Surgical RV decompression (RV to pulmonary artery valved conduit) in this case will be of no value because the residual small inlet cavity will not be sufficient to act as a single pulmonary ventricle as well as the associated risk if there is right ventricle dependent coronary circulation (RVDCC) as there will be catastrophic myocardial infarction and even myocardial rupture and neonatal death if surgical RV decompression is done in the presence of RVDCC (Steal phenomenon)4.
1- Chaoui R, Tennstedt C, Goldner B, Bollman R. Prenatal diagnosis of ventriculo-coronary communications in a second trimester fetus using transvaginal and transabdominal color Doppler sonography. Ultrasound Obstet Gynecol 1997; 9:194–197.

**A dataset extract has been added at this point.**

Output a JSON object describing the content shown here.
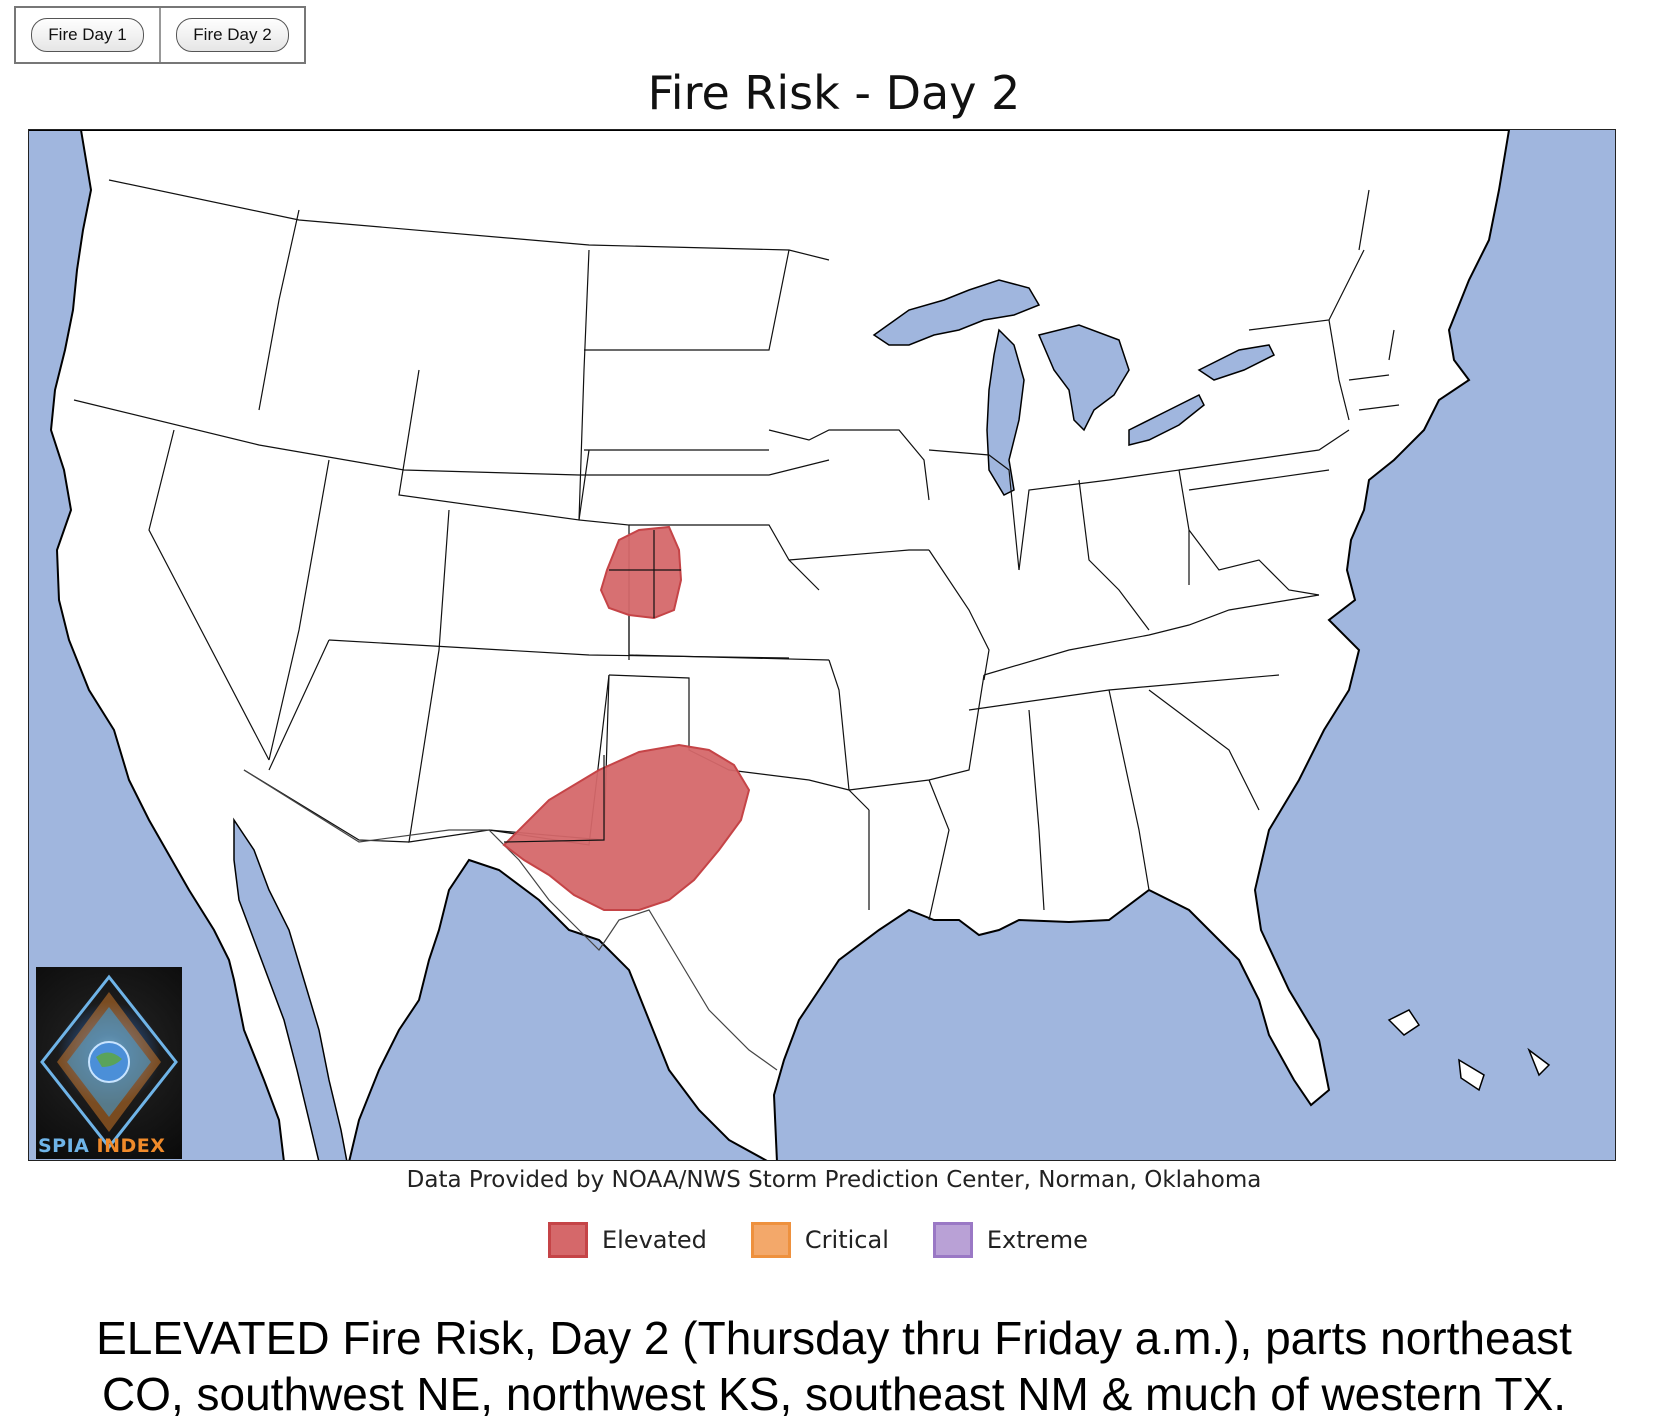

2- F. TADDEI, M. SIGNORELLI, C. GROLI, S. SCALCHI and U. A. BIANCHI. Prenatal diagnosis of ventriculo-coronary arterial communication associated with pulmonary atresia. Ultrasound Obstet Gynecol 2003; 21: 413–415.

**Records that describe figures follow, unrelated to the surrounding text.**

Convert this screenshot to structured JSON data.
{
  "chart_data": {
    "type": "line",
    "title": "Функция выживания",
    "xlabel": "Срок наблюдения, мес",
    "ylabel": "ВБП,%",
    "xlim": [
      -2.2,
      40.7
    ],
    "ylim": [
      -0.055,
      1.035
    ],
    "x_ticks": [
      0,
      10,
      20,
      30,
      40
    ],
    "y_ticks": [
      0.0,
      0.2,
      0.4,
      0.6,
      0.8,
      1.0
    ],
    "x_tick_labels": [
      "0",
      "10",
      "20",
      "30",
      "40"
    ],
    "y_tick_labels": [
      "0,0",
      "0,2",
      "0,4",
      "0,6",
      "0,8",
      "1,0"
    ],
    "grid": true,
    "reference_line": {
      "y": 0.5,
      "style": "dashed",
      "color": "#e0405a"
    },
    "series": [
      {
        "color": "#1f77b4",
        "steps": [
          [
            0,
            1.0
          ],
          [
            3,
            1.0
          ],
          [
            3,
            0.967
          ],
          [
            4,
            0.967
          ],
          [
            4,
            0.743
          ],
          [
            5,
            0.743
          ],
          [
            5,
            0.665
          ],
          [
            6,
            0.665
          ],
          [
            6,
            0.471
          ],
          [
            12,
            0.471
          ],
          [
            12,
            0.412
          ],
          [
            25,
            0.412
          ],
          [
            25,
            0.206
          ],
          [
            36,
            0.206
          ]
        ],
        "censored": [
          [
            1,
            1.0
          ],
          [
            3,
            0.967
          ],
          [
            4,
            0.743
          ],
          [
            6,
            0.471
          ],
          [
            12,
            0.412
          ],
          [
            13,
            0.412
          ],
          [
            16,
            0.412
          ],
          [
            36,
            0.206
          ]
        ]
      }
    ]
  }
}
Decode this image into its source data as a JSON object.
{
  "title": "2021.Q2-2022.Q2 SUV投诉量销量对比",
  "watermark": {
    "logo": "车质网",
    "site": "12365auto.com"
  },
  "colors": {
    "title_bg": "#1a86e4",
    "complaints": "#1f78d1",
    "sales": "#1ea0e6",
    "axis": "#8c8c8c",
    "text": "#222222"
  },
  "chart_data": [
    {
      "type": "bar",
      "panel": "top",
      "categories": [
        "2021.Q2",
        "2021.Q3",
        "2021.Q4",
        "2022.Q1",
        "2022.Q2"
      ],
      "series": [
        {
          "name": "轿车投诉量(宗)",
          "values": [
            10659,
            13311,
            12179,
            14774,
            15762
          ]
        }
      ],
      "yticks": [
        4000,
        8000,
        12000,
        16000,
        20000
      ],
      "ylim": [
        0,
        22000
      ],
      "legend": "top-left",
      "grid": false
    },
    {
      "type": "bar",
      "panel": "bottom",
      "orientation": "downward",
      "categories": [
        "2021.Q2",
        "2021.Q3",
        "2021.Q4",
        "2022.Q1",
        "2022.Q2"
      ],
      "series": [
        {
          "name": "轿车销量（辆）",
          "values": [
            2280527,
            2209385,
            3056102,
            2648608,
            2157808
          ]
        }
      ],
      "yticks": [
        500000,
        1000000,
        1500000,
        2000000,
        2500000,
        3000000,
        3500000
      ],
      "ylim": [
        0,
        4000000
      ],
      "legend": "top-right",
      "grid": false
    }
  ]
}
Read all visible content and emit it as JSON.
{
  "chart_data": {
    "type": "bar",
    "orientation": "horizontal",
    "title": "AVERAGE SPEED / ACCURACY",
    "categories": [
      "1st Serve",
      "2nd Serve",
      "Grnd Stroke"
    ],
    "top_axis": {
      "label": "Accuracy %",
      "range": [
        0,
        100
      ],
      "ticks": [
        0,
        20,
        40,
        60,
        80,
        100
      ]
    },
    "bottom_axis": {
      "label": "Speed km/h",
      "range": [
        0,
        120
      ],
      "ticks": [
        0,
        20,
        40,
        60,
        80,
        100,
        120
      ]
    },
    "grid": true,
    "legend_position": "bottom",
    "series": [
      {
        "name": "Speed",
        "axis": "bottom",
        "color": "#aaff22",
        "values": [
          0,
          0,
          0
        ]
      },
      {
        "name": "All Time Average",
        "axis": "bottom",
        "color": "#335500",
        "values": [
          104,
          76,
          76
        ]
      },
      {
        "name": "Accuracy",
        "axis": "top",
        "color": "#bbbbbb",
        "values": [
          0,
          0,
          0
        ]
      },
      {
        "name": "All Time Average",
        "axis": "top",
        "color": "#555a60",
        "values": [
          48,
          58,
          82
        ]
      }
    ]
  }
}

3-Powell AJ, Mayer JE, Lang P, Lock JE. Outcome in infants with pulmonary atresia, intact ventricular septum, and right ventricle-dependent coronary circulation. Am J Cardiol 2000;86:1272–4.
4- Kristine J. Guleserian, Laurie B. Armsby, Ravi R. Thiagarajan, Pedro J. del Nido and John E. Mayer. Natural History of Pulmonary Atresia With Intact Ventricular Septum and Right-Ventricle–Dependent Coronary Circulation Managed by the Single-Ventricle Approach. Jr Ann Thorac Surg 2006;81:2250-2258.